Fermeture du détroit d’Ormuz, flambée des prix du baril de pétrole : autant d’éléments déterminants pour savoir si le conflit Iran–États-Unis–Israël persistera ou si l’on assistera à la fin des hostilités. Tout porte à croire que les scénarios sont multiples.
Au vu de la situation actuelle au Moyen-Orient, trois scénarios sont à considérer pour l’évolution future des indicateurs économiques en Tunisie. C’est ce qu’a annoncé l’économiste Aram Belhaj via sa page officielle sur Facebook.
Selon les dernières prévisions, le scénario le plus probable est, d’après lui, celui d’une stagnation du conflit, c’est-à-dire le maintien de la situation actuelle sans issue. Dans ce contexte, le prix du baril est estimé entre 95 et 110 dollars. Cette situation pourrait entraîner un déficit budgétaire d’environ 20 milliards de dinars, un déficit commercial d’environ 25 milliards de dinars et des réserves de devises équivalant à 90 jours à la fin de l’exercice fiscal en cours.

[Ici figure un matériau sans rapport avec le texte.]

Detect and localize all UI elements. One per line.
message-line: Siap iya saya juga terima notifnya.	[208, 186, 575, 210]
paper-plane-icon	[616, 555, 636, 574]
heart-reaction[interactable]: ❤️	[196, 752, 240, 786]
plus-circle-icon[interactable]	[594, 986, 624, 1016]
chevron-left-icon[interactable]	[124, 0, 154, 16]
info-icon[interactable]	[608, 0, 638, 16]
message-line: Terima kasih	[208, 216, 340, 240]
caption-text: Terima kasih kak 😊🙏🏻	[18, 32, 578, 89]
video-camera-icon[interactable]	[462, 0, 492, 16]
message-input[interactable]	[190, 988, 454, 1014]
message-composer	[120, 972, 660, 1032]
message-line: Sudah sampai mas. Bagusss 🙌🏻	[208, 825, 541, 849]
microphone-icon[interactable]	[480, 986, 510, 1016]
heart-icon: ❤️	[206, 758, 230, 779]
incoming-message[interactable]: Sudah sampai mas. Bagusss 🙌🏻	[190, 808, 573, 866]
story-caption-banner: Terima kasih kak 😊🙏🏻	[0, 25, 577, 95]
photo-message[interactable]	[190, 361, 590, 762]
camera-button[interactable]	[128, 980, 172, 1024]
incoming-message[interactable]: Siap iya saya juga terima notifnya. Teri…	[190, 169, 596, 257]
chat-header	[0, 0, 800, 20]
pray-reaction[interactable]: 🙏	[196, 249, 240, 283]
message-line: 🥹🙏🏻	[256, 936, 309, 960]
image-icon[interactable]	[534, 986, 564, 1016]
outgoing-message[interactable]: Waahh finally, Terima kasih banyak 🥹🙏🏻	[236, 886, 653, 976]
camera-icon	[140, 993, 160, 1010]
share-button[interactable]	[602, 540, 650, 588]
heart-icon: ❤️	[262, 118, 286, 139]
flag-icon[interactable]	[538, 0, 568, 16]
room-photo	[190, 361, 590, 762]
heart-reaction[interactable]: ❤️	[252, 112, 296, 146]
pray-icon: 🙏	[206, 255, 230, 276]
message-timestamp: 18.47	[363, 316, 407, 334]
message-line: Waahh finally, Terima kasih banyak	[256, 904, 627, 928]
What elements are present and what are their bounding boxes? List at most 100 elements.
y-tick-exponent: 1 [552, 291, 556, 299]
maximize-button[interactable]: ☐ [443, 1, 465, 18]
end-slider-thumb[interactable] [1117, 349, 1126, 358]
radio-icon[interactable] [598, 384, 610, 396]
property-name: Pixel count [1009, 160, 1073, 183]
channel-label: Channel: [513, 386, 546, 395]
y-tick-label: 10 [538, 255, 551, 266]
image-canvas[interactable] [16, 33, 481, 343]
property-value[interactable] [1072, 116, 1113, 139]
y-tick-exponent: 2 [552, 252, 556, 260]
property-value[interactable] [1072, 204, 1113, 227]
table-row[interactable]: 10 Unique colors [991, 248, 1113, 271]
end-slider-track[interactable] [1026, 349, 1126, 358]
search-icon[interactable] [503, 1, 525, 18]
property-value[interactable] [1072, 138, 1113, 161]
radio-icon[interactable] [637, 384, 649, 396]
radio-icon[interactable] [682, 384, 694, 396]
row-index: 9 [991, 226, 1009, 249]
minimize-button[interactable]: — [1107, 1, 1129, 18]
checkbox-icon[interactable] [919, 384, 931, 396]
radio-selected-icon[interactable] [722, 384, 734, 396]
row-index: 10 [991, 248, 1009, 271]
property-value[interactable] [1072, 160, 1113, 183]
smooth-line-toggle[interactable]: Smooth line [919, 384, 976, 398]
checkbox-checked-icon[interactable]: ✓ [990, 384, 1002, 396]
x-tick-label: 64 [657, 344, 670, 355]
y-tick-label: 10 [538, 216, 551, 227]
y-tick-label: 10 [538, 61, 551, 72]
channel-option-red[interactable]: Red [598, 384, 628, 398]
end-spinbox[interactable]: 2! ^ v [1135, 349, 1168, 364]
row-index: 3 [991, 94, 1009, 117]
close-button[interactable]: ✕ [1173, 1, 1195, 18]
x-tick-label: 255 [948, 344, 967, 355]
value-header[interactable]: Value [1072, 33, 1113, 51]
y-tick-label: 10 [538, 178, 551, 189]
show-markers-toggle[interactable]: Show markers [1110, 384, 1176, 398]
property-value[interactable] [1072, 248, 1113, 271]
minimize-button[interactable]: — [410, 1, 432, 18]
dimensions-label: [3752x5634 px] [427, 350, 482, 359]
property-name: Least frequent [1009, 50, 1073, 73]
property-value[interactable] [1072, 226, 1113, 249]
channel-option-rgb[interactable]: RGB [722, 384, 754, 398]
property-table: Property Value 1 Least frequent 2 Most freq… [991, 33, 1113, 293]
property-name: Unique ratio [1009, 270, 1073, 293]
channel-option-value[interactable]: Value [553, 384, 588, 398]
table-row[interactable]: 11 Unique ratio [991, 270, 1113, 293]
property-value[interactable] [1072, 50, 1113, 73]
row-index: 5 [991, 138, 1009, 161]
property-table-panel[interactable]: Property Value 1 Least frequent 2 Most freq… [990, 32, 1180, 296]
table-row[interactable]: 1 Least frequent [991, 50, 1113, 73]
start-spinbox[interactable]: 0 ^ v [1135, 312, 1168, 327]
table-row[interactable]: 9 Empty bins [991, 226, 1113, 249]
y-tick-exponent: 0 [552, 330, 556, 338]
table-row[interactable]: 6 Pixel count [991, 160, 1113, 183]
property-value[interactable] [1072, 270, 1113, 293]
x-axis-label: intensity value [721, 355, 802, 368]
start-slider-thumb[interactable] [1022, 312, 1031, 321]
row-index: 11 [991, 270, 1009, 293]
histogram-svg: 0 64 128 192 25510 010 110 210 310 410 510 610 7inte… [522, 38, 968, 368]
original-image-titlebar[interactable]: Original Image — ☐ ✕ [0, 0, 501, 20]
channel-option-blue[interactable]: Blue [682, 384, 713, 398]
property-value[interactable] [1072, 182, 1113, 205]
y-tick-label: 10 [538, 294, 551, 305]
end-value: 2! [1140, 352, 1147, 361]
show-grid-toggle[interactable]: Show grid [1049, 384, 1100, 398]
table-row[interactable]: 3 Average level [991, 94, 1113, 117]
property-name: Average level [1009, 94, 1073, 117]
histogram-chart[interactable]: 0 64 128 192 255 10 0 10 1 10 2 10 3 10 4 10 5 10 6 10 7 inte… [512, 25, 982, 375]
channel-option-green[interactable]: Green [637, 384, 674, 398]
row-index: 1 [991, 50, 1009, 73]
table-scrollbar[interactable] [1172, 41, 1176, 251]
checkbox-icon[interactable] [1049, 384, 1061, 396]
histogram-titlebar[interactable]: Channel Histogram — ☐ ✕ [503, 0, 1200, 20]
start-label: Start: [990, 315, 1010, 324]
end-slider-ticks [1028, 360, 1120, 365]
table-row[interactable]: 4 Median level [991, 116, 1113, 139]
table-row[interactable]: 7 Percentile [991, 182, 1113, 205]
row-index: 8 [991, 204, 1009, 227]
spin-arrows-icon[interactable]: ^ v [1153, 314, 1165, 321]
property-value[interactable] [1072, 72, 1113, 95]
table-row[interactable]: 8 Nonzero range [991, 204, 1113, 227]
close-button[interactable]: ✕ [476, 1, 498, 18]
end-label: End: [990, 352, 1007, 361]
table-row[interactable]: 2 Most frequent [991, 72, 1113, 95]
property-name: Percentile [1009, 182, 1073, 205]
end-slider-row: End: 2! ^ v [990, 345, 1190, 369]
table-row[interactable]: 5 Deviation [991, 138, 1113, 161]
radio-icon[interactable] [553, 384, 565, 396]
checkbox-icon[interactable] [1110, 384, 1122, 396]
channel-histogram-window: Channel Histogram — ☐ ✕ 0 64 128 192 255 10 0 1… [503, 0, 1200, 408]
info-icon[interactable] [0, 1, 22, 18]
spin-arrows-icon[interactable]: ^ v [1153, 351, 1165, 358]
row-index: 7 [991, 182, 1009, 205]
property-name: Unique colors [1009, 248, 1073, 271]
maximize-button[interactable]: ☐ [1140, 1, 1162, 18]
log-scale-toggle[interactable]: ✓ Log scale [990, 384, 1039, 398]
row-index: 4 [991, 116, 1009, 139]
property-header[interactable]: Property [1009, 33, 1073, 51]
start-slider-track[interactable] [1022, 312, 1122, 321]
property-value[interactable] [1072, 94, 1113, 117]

Lire aussi : Choc pétrolier : Mouez Soussi alerte sur les risques pour les finances publiques
Dans le cadre des efforts visant à favoriser une stabilisation des tensions géopolitiques, » nous avons négocié une accalmie dans le détroit d’Ormuz », estime-t-il. Cette initiative, qui s’inscrit dans notre stratégie globale de gestion des risques, vise également à apaiser les tensions dans le détroit de Bab el-Mandeb. « Dans ce scénario, le prix du baril se stabiliserait entre 75 et 85 dollars, ce qui résoudrait le problème de l’érosion des réserves et freinerait l’aggravation des déficits, tout en permettant une baisse progressive de l’inflation vers 5% « , poursuit-il.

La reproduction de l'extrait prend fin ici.